DCSIMG

The highs and lows of 2013 saw us lose a horseracing great

Tom Queally, Khalid Abdullah and Henry Cecil celebrate winning the QIPCO 2000 Guineas Stakes with Frankel.

Tom Queally, Khalid Abdullah and Henry Cecil celebrate winning the QIPCO 2000 Guineas Stakes with Frankel.

There were highs and lows for the Home of Horseracing during the first half of 2013, which saw the unbeaten Frankel named the highest-rated Flat horse in the world, and the loss of one of the sport’s greatest trainers.

JANUARY

• The year started with a bang for Newmarket’s horseracing industry when Frankel officially became the highest-rated Flat horse in the world. It was announced by the 2012 World Thoroughbred Rankings that the son of Galileo, who was trained by Sir Henry Cecil, had taken over the top spot with his rating of 140. Unbeaten in all 14 of his career starts, Frankel amassed nearly £3 million in prize money.

FEBRUARY

• The £15 million Home of Horseracing’s National Heritage Centre project was given the go-ahead in February. It will see Palace House Stables - which have been left empty since 1985 - and the Trainer’s House restored to provide a new home for the town’s National Horseracing Museum, while the Palace House Mansion will be upgraded to house the collections of the British Sporting Art Trust and works from the Tate Gallery. The centre is expected to open in the second half of 2015.

MARCH

• The Journal joined forces with the Newmarket Day Centre to launch an appeal to raise £35,000 to buy a new, nine-seater, specially adapted minibus for senior citizens. One of the centre’s buses, which was nearly 13 years old, needed replacing and, thanks to your donations, we reached our target. The appeal received a major boost of £17,500 from a family charitable trust, which wished to remain anonymous. Other donations included £5,000 from the Friends of Newmarket Day Centre and more than £700 from the Newmarket branch of HSBC.

APRIL

• A charity rode to the rescue of Newmarket’s SOS bus, which came close to ceasing operations in April when its former operator, the town’s Community Partnership, folded due to a lack of funding. Newmarket Open Door came to the rescue of the bus, which works in association with the Town Pastors, emergency services and venue staff, to provide a safe haven, advice and medical assistance to late-night clubbers and pub-goers in difficulties.

MAY

• Newmarket businessman Dave Hudson caused a major shock when he took the Exning and Newmarket seat for UKIP in last week’s Suffolk County Council elections. He said he was “happily surprised” to have won by a majority of 133.

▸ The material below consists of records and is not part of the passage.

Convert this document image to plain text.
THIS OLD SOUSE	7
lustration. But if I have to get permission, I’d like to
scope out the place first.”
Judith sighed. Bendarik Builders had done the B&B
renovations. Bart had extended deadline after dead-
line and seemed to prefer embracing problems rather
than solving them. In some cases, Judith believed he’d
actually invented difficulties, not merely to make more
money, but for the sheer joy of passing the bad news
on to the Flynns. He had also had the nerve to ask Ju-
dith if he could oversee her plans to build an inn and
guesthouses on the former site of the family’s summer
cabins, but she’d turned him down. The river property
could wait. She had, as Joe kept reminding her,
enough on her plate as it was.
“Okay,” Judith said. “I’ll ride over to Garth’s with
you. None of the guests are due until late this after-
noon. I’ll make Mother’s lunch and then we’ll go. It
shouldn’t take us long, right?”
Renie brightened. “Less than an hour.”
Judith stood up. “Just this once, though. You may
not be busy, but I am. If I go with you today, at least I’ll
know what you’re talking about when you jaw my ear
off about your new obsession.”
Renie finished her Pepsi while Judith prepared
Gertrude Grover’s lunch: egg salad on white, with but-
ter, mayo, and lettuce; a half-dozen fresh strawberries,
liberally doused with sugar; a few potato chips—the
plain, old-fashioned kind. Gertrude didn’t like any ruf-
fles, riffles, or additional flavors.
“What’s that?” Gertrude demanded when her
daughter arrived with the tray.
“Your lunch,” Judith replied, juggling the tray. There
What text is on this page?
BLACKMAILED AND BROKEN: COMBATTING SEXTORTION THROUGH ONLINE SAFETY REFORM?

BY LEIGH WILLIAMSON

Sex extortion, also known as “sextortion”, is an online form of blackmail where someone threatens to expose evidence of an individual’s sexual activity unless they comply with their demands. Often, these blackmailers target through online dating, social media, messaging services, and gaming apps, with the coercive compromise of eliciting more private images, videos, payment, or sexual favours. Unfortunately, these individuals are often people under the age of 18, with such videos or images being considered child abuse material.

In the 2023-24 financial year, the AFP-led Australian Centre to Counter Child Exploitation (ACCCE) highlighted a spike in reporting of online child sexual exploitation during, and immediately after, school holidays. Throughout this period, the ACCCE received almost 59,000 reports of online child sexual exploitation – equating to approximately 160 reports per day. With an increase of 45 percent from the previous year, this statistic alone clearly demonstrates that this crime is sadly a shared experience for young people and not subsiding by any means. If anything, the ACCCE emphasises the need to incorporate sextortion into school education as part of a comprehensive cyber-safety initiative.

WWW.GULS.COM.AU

• Tesco and Morrisons came out winners in the race to build new supermarkets in Newmarket after a marathon four-and-a-half-hour planning meeting. District councillors voted for the stores which a retail expert had said would have the least adverse effect on trade in the town’s High Street. They rejected applications from Bill Gredley’s Unex Group for a development in High Street, and from George Lambton for a Sainsbury’s store on the George Lambton playing fields in Fordham Road.

JUNE

• In June, Newmarket mourned the loss of the greatest trainer of the modern era, Sir Henry Cecil, who died at the age of 70 after a battle with cancer. Paying tribute to the racing legend, Newmarket Journal content editor Alison Hayes wrote: “Cecil’s 
phenomenal racing record will bear testament to his talent for 
decades to come, his name writ large in indelible ink across the pages of the sport, but for those of us whose love of racing has been 
inextricably linked with his achievements, the great 
sadness is that a colossus of the sport we cherish just won’t be around any more.”